Ich habe alles für meine Tochter Laura getan. Alles was ein Vater nur für sein Kind tun kann. Auf dem Fahrrad fuhren wir am Rhein entlang, oder wir spielten auch auf Spielplätzen. Sonntag war immer Laura-Tag. Auf diese Zeit freute ich mich besonders. Sie war damals ein kleiner Engel mit blonden Locken. Jedem fiel sie auf. Jeden lächelte Laura an. Sie war eben mein kleiner Sonnenschein. Meine kleine Motte.
Ein kleines Händchen schob sich in meine Hand und fragte mich zaghaft:
„Bist du traurig Rolf?“
„Nein, nein, ich dachte nur nach Elena. Ich habe auch eine Tochter. Die wohnt in Düsseldorf, weißt du?“
Wir fuhren nachhause.
„Wie heißt denn dein Kind?“, fragte Elena mich dort weiter.
„Laura heißt sie.“
„Kannst du die nicht holen, dann kann die Laura doch in meinem Bett mitschlafen.
„Ich glaube, das geht schlecht“, erklärte ich Elena.
„Ihre Beine sind schon zu lang und diese würden uns nur störend im Wege herumhängen. Die passen nicht mehr in dein Bettchen.“
„Du kannst doch das Bett größer machen, Rolf.“
„Sie will auch gar nicht mehr in solch ein Kinderbett, sie will lieber in ihrem Bett und in ihrem Zimmer
schlafen“, machte ich dem munteren Quälgeist klar. Elena gab sich vorerst mit dieser Antwort zufrieden.
Mittlerweile standen in Tonis Wohnung ein paar Möbel mehr.
In der Küche stand endlich ein Tisch mit drei Stühlen. Im Wohnzimmer standen ein Tisch mit vier Stühlen und ein Klappsofa und im Kinderzimmer standen keine Stühle, nur Elenas Kinderbett und ein Schrank für Mutter und Kind. Trotz des ausreichenden Stuhl- Mobiliars, hatte Toni eine behagliche Atmosphäre gezaubert wofür ich sie oft bewunderte.
Weil die Strompreise immer diktatorischer wurden, und verschleiert höher krochen, fühlte ich mich langsam aber sicher durch sie bedrängt. Denn es waren nicht nur diese Preise, die mich herausforderten, mein Gasboiler fiel mir ebenfalls in den Rücken. Das wurde mir nun doch zu viel. Da meine Wohnung ebenso wenig ausreichende Isolierungen aufwies, gab ich mich regelrecht geschlagen und trat den Rückzug an. Ich sah es nicht mehr ein, den Stadtwerken noch mehr in den gierigen Rachen zu werfen.

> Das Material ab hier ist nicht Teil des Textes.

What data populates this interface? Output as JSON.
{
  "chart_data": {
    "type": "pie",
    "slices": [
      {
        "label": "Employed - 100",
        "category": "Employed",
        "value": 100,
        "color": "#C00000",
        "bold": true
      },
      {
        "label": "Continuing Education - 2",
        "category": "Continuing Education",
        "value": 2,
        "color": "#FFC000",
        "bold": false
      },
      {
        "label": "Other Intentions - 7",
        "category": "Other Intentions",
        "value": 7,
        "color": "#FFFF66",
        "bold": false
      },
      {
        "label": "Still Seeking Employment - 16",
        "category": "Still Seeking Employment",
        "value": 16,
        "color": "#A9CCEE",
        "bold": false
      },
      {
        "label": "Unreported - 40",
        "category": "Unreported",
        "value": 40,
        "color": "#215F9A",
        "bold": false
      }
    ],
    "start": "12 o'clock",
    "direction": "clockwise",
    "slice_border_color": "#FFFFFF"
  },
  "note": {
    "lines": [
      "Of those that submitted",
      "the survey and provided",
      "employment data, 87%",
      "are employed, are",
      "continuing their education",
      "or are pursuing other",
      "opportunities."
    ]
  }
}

Bist du nicht willig, sperre ich dir den Hahn zu. Vielleicht auch noch mit Gewalt? Ich suchte mir eine andere Wohnung.
Nach einigen Versuchen und Aufsuchen vieler Mietswohnungen aller Art, fand ich endlich ein geräumiges Apartment an einem Berg. Mit Außentreppe modernster Art. Ein Bau-Werk eines Architekten mit hochentwickelter Wohn-Kultur. Die zu den oberen Parkplatz-Etagen hochführende Außentreppe, protzte aus verzinktem Stahlgitter in den grünenden Natur-Hang hinein.
Endlich werde ich jeden Eindringling, der mich aufsuchen würde, sofort wahrnehmen und durch meinen Türspion orten können. Sogar eine ausgedehnte Terrasse mit Dorfblick, nebst einer von weitem schon erkennbaren Kirchturmspitze lag vor mir. Ich war glücklich. Alles wirkte sehr idyllisch.
Ebenso, der darunterliegende Bahnhof mit den lautleisen Zügen, die ich irgendwann gar nicht mehr wahrnehmen würde. Der Mensch ist eben ein Gewohnheitstier.
Toni blieb in ihrer Wohnung und stellte sich erst einmal den weiteren Energie-Herausforderungen.